It’s always fun to revisit a show you haven’t seen in a while and it’s even nicer when that production lives up to the memories you have of the Broadway production of that show. That was the case with The Little Theatre of Alexandria’s production of “Avenue Q”. What made this production even more fun for me was that it is coinciding with another Tony Award winning show by composer and lyricist Robert Lopez, “The Book of Mormon”. Being able to see these two shows within weeks of each other in such vastly different venues of The Kennedy Center and the Little Theatre gave me even greater appreciation of Robert Lopez of how his two shows were able to handle and succeed in such differing venues. On top of that, it gave me great appreciation of the production that the Little Theatre put on, from the professional sets to the outstanding performers. The performers/puppeteers did a wonderful job of capturing the emotions of their characters through both the posture (for lack of a better expression) of their puppet and combining it with their own posture as well.
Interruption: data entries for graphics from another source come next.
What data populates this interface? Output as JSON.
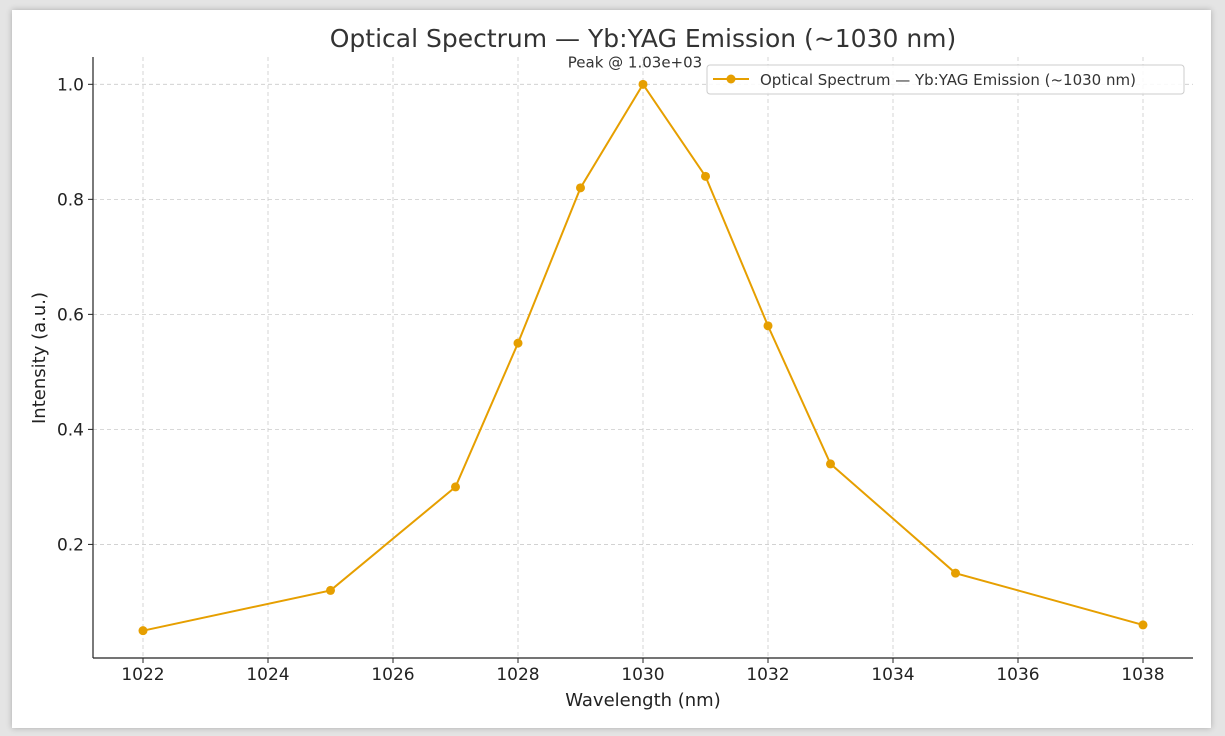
{
  "chart_data": {
    "type": "line",
    "title": "Optical Spectrum — Yb:YAG Emission (~1030 nm)",
    "xlabel": "Wavelength (nm)",
    "ylabel": "Intensity (a.u.)",
    "x": [
      1022,
      1025,
      1027,
      1028,
      1029,
      1030,
      1031,
      1032,
      1033,
      1035,
      1038
    ],
    "series": [
      {
        "name": "Optical Spectrum — Yb:YAG Emission (~1030 nm)",
        "values": [
          0.05,
          0.12,
          0.3,
          0.55,
          0.82,
          1.0,
          0.84,
          0.58,
          0.34,
          0.15,
          0.06
        ],
        "color": "#E69F00"
      }
    ],
    "xlim": [
      1021.2,
      1038.8
    ],
    "ylim": [
      0.0025,
      1.0475
    ],
    "xticks": [
      1022,
      1024,
      1026,
      1028,
      1030,
      1032,
      1034,
      1036,
      1038
    ],
    "xtick_labels": [
      "1022",
      "1024",
      "1026",
      "1028",
      "1030",
      "1032",
      "1034",
      "1036",
      "1038"
    ],
    "yticks": [
      0.2,
      0.4,
      0.6,
      0.8,
      1.0
    ],
    "ytick_labels": [
      "0.2",
      "0.4",
      "0.6",
      "0.8",
      "1.0"
    ],
    "grid": true,
    "legend": "top-right",
    "annotation": {
      "text": "Peak @ 1.03e+03",
      "x": 1030,
      "y": 1.0
    }
  }
}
As an audience member the most difficult decision you had to make was whether to watch the puppets or the performers of those puppets, because both were so emotive and enhanced the performance. What made it even more enjoyable is that the entire cast seemed to be having as much fun as the audience and for a show like Avenue Q that is essential.
As for the show itself, think Sesame Street for the recently graduated from college set. Finding their way in the world with a Bachelor’s degree, but no discernible skill set. It follows the lives of a group of puppets and humans that live in an apartment building in New York as they enter the work force and our faced with the ups and downs of employment, relationships, and life in general. Of course it is done in an irreverent and humorous manner that may offend the most sensitive of audience members with songs like “The Internet Is For Porn”, “Everyone’s a Little Bit Racist”, “You can be as loud as the hell you want (when you’re makin’ love”, and “My girlfriend, who lives in Canada”. But pull away the full on “graphic” puppet sex scene, some foul language, and some pseudo-taboo topics and you have a group of characters who really care about each other and are just trying their best. Whether it is a character trying to start a school, another trying to find his purpose, or another accepting his sexuality the acceptance and support they receive along the way from their friends shows that the heart of this show is truly sappy. And that sensibility is clearly seen in “The Book of Mormon”. While the media gives a lot of the credit to the more high profile guys from South Park, I truly see Robert Lopez’s fingers all over that show after taking in Avenue Q again.
While it has only a short time left before it’s run ends, if you have any inclination to check it out make it your business because this production is well worth it.